The Samyukta Kisan Morcha (SKM) is an umbrella body of 41 farmer unions protesting the farm laws.
The SKM’s legal panel also denounced the alleged repressive measures and violation of human rights by the Centre and the Delhi Police to foil the “peaceful” agitation of farmers at the borders of Delhi.
Bhangu along with other members of the legal panel demanded immediate release of the farmers lodged in different jails of Delhi and withdrawal of “false cases” registered against farm leaders and farmers.
The panel also demanded scrapping of notices being issued to farmers in Punjab, Haryana, Rajasthan, Uttar Pradesh and Uttrakhand “under the garb of joining investigation with intention to implicate them in false cases”.
More than 20 FIRs have been registered against suspected and unidentified persons in which police are intending to involve innocent people by issuing notices, Bhangu said.
The legal penal called upon the farmers not to be afraid of the notices and repressive measures being taken by police and not to join the investigation and also not to respond to the notices.
Bhangu said as on Friday, 125 farmers out of 151 have been released on bail and others are likely to be released as their bail applications are pending for hearing.
The tractors and other vehicles which were illegally retained by police need to be released as early as early possible, he said.

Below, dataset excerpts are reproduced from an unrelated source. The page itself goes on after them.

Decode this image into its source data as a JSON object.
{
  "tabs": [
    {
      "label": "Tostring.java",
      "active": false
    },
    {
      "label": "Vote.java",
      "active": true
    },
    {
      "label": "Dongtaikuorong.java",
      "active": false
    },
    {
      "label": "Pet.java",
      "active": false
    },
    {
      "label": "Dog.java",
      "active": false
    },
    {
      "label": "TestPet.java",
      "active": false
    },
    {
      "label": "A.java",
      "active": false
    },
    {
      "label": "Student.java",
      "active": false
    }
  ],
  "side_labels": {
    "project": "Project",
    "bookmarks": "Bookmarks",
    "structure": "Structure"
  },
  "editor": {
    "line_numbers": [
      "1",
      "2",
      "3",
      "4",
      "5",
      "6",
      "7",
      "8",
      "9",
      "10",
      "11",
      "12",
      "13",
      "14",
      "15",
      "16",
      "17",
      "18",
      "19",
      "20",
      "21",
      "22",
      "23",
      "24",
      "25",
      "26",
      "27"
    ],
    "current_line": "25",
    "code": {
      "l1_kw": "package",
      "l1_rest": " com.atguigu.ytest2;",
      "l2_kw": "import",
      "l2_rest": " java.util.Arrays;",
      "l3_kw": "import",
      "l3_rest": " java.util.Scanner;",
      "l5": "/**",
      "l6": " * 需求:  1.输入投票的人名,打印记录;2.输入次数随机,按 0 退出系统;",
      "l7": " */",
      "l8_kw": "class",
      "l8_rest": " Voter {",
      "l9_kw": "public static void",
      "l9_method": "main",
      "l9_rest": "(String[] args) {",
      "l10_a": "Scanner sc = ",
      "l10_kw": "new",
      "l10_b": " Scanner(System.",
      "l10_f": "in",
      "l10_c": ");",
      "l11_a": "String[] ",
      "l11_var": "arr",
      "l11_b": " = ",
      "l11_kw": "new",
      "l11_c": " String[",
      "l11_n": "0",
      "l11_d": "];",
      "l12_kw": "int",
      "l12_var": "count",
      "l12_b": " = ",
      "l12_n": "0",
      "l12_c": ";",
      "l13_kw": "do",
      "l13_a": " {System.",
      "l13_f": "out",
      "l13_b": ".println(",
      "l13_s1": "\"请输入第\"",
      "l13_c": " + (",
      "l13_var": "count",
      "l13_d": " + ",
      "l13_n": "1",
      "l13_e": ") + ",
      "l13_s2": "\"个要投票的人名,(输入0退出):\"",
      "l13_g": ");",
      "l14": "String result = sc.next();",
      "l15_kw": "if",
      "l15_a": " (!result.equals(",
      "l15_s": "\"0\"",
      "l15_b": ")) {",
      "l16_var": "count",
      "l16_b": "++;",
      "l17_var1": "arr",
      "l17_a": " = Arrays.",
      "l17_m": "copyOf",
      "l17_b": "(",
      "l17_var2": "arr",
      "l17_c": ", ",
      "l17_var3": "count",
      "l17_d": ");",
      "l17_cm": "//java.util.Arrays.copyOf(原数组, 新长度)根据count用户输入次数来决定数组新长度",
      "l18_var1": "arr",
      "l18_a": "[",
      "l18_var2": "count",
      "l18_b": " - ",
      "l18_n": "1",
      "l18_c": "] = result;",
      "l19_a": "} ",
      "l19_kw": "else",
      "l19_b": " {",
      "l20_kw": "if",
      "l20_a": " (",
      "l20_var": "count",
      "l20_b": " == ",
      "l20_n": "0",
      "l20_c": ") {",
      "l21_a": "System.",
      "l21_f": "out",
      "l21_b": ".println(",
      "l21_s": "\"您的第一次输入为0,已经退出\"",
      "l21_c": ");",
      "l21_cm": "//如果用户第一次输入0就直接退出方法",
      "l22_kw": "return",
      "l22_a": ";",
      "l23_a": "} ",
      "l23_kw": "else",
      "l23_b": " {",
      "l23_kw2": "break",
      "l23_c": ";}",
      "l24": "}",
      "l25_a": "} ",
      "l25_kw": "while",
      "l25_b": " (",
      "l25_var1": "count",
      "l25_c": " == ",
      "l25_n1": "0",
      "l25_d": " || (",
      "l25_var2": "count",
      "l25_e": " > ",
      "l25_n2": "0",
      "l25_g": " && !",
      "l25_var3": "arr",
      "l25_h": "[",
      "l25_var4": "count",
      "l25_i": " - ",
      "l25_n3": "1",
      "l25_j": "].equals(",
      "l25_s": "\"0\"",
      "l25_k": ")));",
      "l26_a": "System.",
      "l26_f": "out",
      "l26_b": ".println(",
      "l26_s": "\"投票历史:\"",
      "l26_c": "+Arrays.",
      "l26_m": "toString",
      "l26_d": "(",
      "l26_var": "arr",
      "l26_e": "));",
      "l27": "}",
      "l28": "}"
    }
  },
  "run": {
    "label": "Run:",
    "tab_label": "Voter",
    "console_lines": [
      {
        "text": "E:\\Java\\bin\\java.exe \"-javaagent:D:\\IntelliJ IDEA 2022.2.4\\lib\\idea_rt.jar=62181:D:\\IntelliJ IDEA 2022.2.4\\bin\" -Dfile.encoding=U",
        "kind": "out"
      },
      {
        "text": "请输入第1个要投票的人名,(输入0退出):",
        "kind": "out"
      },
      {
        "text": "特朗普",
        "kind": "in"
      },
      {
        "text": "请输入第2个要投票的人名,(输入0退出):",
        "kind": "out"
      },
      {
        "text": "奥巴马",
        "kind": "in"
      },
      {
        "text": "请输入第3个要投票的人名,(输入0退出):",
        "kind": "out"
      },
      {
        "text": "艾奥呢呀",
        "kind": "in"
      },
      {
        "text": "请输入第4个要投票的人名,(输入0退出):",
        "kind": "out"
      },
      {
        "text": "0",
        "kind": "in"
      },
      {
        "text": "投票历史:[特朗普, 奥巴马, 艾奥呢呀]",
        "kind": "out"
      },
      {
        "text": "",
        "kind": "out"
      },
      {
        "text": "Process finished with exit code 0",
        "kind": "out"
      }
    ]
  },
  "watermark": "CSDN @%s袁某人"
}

The legal panel is also considering to initiate legal action against police officers responsible for torture and causing injuries to farmers, Bhangu said.
A tractor march meant to highlight farmers’ demands was dissolved into anarchy on the streets of the national capital on January 26 as hordes of rampaging protesters broke through barriers, fought with police, overturned vehicles and delivered a national insult — hoisting a religious flag from the rampart of Red Fort, a privilege reserved for India’s Tricolour.
Tens of thousands of protesters had clashed with police at multiple places, which led to chaos at well-known landmarks of Delhi and suburbs, amid waves of violence that ebbed and flowed through the day, leaving the farmers’ two-month peaceful movement in tatters.
Farmers, mostly from Punjab, Haryana and western Uttar Pradesh, have been camping at several Delhi border points, including Tikri, Singhu and Ghazipur, since November 28, demanding a complete repeal of three farm laws and a legal guarantee on the minimum support price for their crops even as the Centre claimed that these were for the benefits of the farming community.